A expectativa de técnicos da secretaria é de que as primeiras medidas colocadas em prática a partir do Plano de Ajuste Fiscal de Santa Catarina (Pafisc) devem garantir o reequilíbrio das contas públicas. Elas combinam a busca de novas receitas com corte de despesas. O governo de SC busca o montante extra de R$ 2,8 bilhões para quitar compromissos de anos anteriores, cumprir o orçamento deste ano e fazer novos investimentos.

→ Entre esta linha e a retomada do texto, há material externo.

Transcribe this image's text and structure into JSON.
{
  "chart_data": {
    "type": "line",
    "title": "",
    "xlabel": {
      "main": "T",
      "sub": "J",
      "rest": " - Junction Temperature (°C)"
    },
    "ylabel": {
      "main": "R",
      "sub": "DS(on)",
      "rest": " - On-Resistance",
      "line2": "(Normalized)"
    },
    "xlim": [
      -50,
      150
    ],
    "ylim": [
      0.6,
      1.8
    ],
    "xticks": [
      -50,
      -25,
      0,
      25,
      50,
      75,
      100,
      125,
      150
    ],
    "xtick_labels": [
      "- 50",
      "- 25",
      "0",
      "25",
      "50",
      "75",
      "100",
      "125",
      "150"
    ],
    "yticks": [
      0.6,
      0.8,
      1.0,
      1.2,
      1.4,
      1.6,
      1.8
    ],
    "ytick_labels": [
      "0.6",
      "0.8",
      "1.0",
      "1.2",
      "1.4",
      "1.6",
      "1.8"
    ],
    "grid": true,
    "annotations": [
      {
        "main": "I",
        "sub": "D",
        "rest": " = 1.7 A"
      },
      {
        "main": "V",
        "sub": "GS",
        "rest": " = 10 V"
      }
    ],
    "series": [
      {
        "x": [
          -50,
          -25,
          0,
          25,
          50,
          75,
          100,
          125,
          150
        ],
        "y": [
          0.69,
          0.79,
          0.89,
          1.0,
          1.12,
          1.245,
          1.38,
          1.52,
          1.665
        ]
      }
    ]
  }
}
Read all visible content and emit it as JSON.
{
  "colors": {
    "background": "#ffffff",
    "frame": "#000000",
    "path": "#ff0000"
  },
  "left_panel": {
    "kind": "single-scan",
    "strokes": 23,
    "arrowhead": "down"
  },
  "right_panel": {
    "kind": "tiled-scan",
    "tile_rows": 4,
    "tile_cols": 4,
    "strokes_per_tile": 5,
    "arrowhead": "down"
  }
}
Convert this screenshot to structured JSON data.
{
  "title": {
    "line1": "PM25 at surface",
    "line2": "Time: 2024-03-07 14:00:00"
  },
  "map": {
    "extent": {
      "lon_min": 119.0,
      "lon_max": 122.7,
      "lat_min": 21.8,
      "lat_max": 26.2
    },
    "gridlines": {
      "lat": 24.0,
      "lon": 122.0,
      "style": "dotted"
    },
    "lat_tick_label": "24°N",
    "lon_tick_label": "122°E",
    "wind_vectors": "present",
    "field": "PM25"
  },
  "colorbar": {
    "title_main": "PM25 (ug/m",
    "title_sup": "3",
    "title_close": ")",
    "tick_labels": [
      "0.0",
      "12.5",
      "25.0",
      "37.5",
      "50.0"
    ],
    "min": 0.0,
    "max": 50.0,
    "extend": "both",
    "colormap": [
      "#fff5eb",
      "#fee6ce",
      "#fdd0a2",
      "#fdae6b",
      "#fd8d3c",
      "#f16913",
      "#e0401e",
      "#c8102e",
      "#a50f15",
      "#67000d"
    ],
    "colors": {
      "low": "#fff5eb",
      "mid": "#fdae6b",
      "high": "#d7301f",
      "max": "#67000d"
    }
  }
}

Principal imposto estadual, o ICMS alcançou em abril R$ 3,0 bilhões, o que significa perda real de 0,9% frente ao mesmo mês do ano passado. Se considerar a arrecadação que inclui a postergação de ICMS, a receita ficou 11,1% menor.  Considerando os primeiros quatro meses do ano, o governo catarinense arrecadou R$ 14,9 bilhões. Esse montante mostra queda real de 0,8% frente ao mesmo mês de 2022.  

Quanto às transferências da União, SC recebeu em abril quase 12% a menos. Esses recursos vêm de percentual do Imposto sobre Produtos Industrializados (IPI) e via Fundo de Participação dos Estados. Valores relativos ao SUS relativos a abril ainda serão transferidos.